RCIGM has clearly demonstrated the model of rWGS to save lives, suffering, and expense. The next challenge is to expand the reach of the program to achieve the greatest impact. Now there are plans to implement the Rady’s program at other regional hospitals such as Children’s Minnesota, Children’s Hospital of Orange County , Children’s Hospital Colorado, and Nicklaus Children’s Hospital in Miami (with more expected to follow over time). DNAnexus is excited to be a part of this monumental effort to transform pediatric medicine, powering RCIGM’s rWGS analysis and providing the key infrastructure to link up the pipeline partners.
“I believe this is a monumental publication that clearly demonstrates the diagnostic and clinical utility of whole genome sequencing with hard numbers. We are very motivated to propel this technology into pediatric institutions around the country and grow the evidence base. We are excited to be working with DNAnexus to scale our operations and help create a secure and seamless logistical framework.” said Dr. Narayanan Veeraraghavan, Director of Informatics & IT at RCIGM.
As RCIGM’s rWGS program expands to clinical partners around the country, they will be able to leverage the scalability, flexibility and security offered by the DNAnexus Platform. The DNAnexus platform is well suited to support such collaborative efforts, enabling secure sharing of data and tools in an efficient manner.
I strongly encourage you to read the paper.

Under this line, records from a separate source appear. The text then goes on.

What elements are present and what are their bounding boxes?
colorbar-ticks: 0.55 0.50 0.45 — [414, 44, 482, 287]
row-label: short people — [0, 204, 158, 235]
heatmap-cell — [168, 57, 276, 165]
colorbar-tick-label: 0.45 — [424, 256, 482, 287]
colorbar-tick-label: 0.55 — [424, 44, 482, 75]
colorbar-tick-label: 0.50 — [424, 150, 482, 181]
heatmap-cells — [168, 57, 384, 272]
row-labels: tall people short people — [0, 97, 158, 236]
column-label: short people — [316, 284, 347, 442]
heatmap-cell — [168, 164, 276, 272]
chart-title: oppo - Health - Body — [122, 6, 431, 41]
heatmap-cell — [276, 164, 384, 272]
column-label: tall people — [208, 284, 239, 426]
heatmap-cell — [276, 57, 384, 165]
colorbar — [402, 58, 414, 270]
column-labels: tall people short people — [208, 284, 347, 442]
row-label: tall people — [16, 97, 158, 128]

It contains descriptions of several cases. Though identities are withheld and the work is highly professional and academic, the details tell a deeply human story – a risky procedure avoided at the last minute, a child saved from a likely condition of neurological impairment. The story refreshes the vision of hope from the early days of genomics as the first draft of the genome was completed – the promise that through effort and ingenuity, we can secure a healthier and safer future for our children.